How to Create an accessible PDF using low-level functions

This code snippet works with a PDF document and its tagged content, utilizing an Aspose.PDF library to process it.

The example creates a new span element in the tagged content of the first page of a PDF, finds all BDC elements, and associates them with the span. The modified document is then saved.
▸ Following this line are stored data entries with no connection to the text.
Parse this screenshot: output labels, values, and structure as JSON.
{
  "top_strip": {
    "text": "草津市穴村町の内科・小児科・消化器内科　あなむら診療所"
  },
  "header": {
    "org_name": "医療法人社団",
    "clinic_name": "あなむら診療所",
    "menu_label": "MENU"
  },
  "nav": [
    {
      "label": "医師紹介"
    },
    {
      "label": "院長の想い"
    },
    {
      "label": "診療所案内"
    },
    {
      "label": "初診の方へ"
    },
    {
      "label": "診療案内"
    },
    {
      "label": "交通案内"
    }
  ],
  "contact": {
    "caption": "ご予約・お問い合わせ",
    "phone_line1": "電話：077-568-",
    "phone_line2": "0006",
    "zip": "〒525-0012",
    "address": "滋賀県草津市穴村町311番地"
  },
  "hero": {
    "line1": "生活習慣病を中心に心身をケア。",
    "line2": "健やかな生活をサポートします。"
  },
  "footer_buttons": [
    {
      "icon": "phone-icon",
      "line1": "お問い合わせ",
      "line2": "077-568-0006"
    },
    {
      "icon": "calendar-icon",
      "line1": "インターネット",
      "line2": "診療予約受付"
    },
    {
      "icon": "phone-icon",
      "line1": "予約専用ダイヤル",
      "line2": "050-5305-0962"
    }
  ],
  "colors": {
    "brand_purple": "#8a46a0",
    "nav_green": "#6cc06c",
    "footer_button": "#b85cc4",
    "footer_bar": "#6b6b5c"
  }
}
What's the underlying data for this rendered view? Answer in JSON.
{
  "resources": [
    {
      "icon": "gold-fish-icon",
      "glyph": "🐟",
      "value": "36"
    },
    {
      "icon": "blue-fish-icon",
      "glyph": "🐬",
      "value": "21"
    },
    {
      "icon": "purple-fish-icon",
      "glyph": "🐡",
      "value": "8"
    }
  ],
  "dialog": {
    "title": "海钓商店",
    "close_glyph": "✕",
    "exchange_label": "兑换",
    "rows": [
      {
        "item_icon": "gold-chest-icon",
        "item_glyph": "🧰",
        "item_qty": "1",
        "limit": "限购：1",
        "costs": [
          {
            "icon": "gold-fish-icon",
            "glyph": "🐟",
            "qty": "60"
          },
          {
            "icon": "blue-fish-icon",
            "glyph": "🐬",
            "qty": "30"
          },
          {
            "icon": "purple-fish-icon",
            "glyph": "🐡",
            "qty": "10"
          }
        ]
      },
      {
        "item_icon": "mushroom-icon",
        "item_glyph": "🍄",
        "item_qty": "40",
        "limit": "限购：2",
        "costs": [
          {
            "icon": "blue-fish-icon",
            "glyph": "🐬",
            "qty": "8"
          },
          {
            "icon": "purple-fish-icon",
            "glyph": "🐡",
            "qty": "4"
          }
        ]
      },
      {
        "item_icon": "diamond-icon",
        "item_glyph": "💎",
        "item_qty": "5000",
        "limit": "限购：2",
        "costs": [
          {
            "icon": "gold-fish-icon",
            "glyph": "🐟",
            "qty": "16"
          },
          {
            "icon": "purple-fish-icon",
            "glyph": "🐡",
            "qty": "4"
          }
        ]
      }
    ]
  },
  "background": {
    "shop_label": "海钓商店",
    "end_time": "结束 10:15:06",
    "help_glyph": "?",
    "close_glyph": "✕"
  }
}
You can create a bdc statement specifying mcid, lang, and expansion text using the BDCProperties object:

BDC bdc = new BDC(PdfConsts.P, new BDCProperties(1, "de", "Hallo, welt!"));

After creating the structure tree, it is possible to bind the BDC operator to the specified element of the structure with method Tag on the element object:

SpanElement span = content.CreateSpanElement();
span.Tag(bdc);

Steps to creating an accessible PDF:

  1. Load the PDF Document.
  2. Access Tagged Content.
  3. Create a Span Element.
  4. Append Span to Root Element.
  5. Iterate Over Page Contents.
  6. Check for BDC Elements and Tag Them.
  7. Save the Modified Document.
var document = new Document(somepdffilepath);
ITaggedContent content = document.TaggedContent;
SpanElement span = content.CreateSpanElement();
content.RootElement.AppendChild(span);
foreach (var op in document.Pages[1].Contents)
{
    BDC bdc = op as BDC;
    if (bdc != null)
    {
        span.Tag(bdc);
    }
}

document.Save(output);

This code modifies a PDF by creating a span element within the document’s tagged content and tagging specific content (BDC operations) from the first page with this span. The modified PDF is then saved to a new file.